Ground-breaking research by Monash University scientists has demonstrated the previously unknown existence of a disease-fighting immune cell in the eye and points to potential novel ways of treating eye disorders in premature babies and diabetic adults.
The scientists, led by Professor Jennifer Wilkinson-Berka in the Central Clinical School's new Department of Diabetes, were investigating improved ways of treating retinopathy of prematurity (ROP), which occurs in very small, prematurely born babies.
ROP is the main cause of vision loss and blindness in children globally. Current treatment is laser surgery on newborn babies to burn the damaged blood vessels that occur with the disorder, which also damages healthy cells.
The scientists found for the first time that regulatory T cells (Tregs) - disease-fighting white blood cells - are present in the retina.
"People thought you couldn't actually have Tregs in eye tissue because the eye, like the brain, has a barrier that stopped them from entering. No one had ever described this before," Professor Wilkinson-Berka said.
"I thought there might be a weakness in the barrier."
The researchers confirmed this using animal models. They then boosted the cells to test whether they could repair damaged blood vessels in the retina and found that ROP was significantly reduced.
The paper is published in the journal, Nature Communications.
Professor Wilkinson-Berka said improving treatments for babies with ROP was increasingly important as technology improved, saving increasingly small babies.
"We're seeing what's called a third epidemic of ROP as premature babies are getting smaller and smaller," she said.
Whereas babies born weighing less than 1500 grams have a 50 to 70 per cent risk of getting ROP, those under 750 grams have a 98 per cent chance they will be affected in varying degrees, she said.

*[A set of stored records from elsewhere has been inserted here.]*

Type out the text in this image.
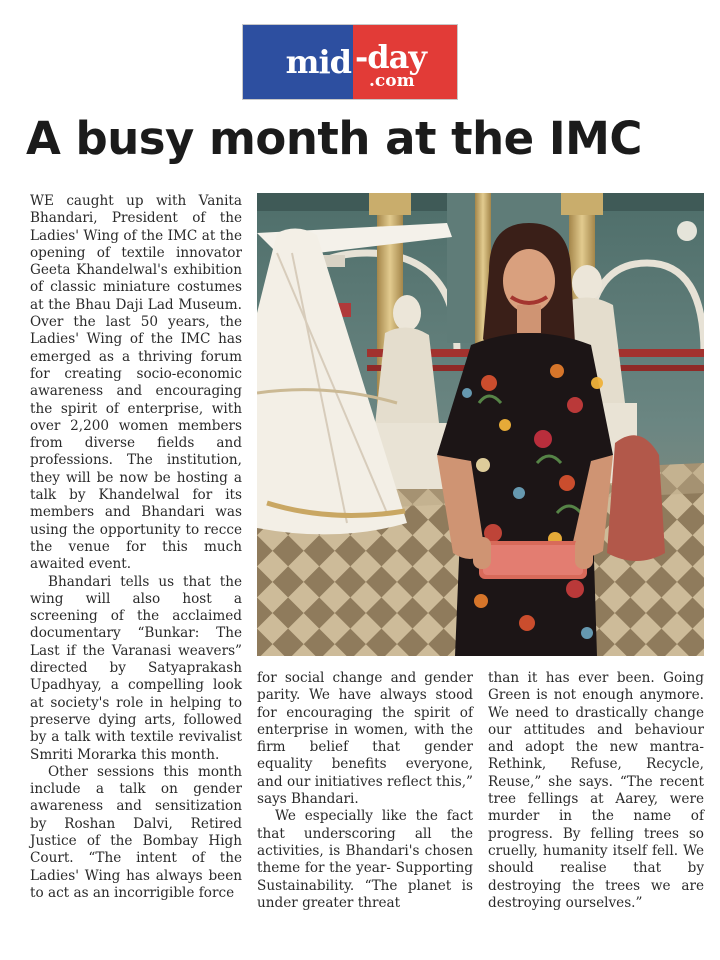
mid -day
.com
A busy month at the IMC

WE caught up with Vanita Bhandari, President of the Ladies' Wing of the IMC at the opening of textile innovator Geeta Khandelwal's exhibition of classic miniature costumes at the Bhau Daji Lad Museum. Over the last 50 years, the Ladies' Wing of the IMC has emerged as a thriving forum for creating socio-economic awareness and encouraging the spirit of enterprise, with over 2,200 women members from diverse fields and professions. The institution, they will be now be hosting a talk by Khandelwal for its members and Bhandari was using the opportunity to recce the venue for this much awaited event.

Bhandari tells us that the wing will also host a screening of the acclaimed documentary “Bunkar: The Last if the Varanasi weavers” directed by Satyaprakash Upadhyay, a compelling look at society's role in helping to preserve dying arts, followed by a talk with textile revivalist Smriti Morarka this month.

Other sessions this month include a talk on gender awareness and sensitization by Roshan Dalvi, Retired Justice of the Bombay High Court. “The intent of the Ladies' Wing has always been to act as an incorrigible force

for social change and gender parity. We have always stood for encouraging the spirit of enterprise in women, with the firm belief that gender equality benefits everyone, and our initiatives reflect this,” says Bhandari.

We especially like the fact that underscoring all the activities, is Bhandari's chosen theme for the year- Supporting Sustainability. “The planet is under greater threat

than it has ever been. Going Green is not enough anymore. We need to drastically change our attitudes and behaviour and adopt the new mantra- Rethink, Refuse, Recycle, Reuse,” she says. “The recent tree fellings at Aarey, were murder in the name of progress. By felling trees so cruelly, humanity itself fell. We should realise that by destroying the trees we are destroying ourselves.”
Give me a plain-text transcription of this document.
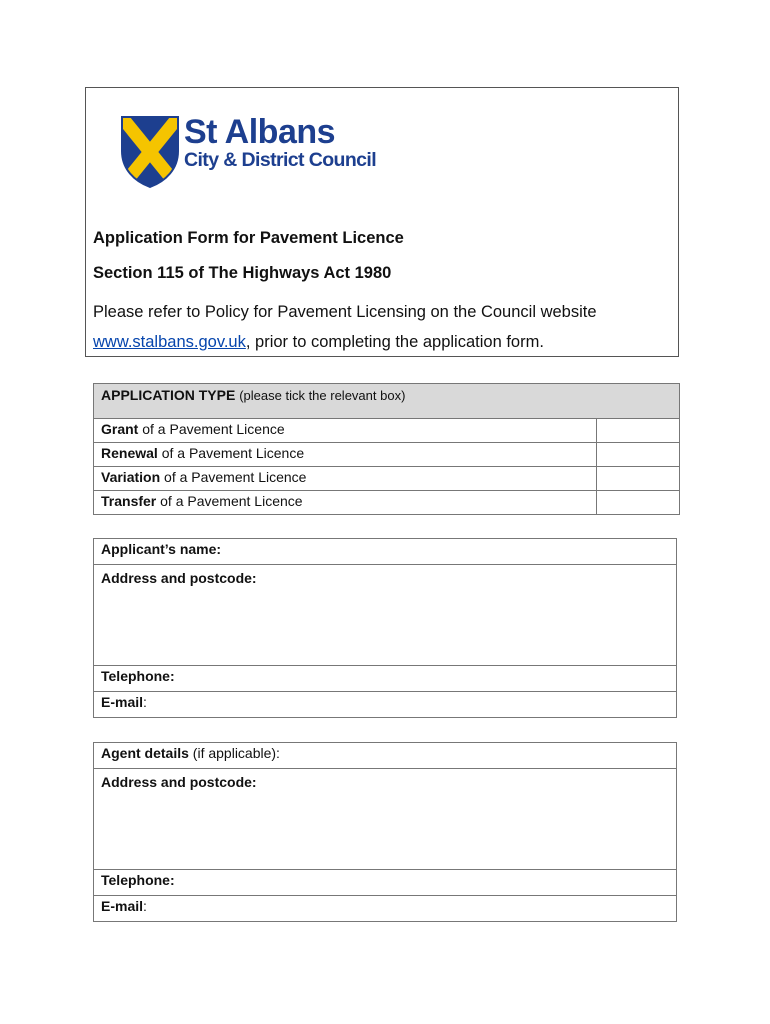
St Albans
City & District Council
Application Form for Pavement Licence
Section 115 of The Highways Act 1980
Please refer to Policy for Pavement Licensing on the Council website
www.stalbans.gov.uk, prior to completing the application form.
APPLICATION TYPE (please tick the relevant box)	
Grant of a Pavement Licence	
Renewal of a Pavement Licence	
Variation of a Pavement Licence	
Transfer of a Pavement Licence	
Applicant’s name:
Address and postcode:
Telephone:
E-mail:
Agent details (if applicable):
Address and postcode:
Telephone:
E-mail:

A small clinical study will now be conducted in collaboration with the Royal Children's Hospital and Murdoch Children's Research Institute.
The research could have far-reaching implications for improving eye disease in people with diabetic retinopathy.
"The same set of ideas are applicable," Professor Wilkinson-Berka said.
"An estimated 350 million people in the world today have diabetes and large numbers of these will have diabetic retinopathy."
Research into animal models of diabetes will be conducted in the Central Clinical School and clinical studies in patients with diabetic retinopathy performed at the Royal Victorian Eye and Ear Hospital and Centre for Eye Research Australia (CERA) with Associate Professor Lyndell Lim and Dr Sanjeewa Wickremasinghe, beginning in October.
"My hopes are that this sort of immune system therapy can be given to patients safely. One of the treatments we're investigating is a very safe thing to do. The therapies would not be a cure but would be added to current treatments to further improve them," Professor Wilkinson-Berka said.
The research into diabetic retinopathy, previously supported by the Central Clinical School, has been bolstered by a grant of US $750,000 from the Juvenile Diabetes Research Foundation (JDRF). In addition, Dr Devy Deliyanti, first author of the paper, has recently been awarded a three-year JDRF Fellowship.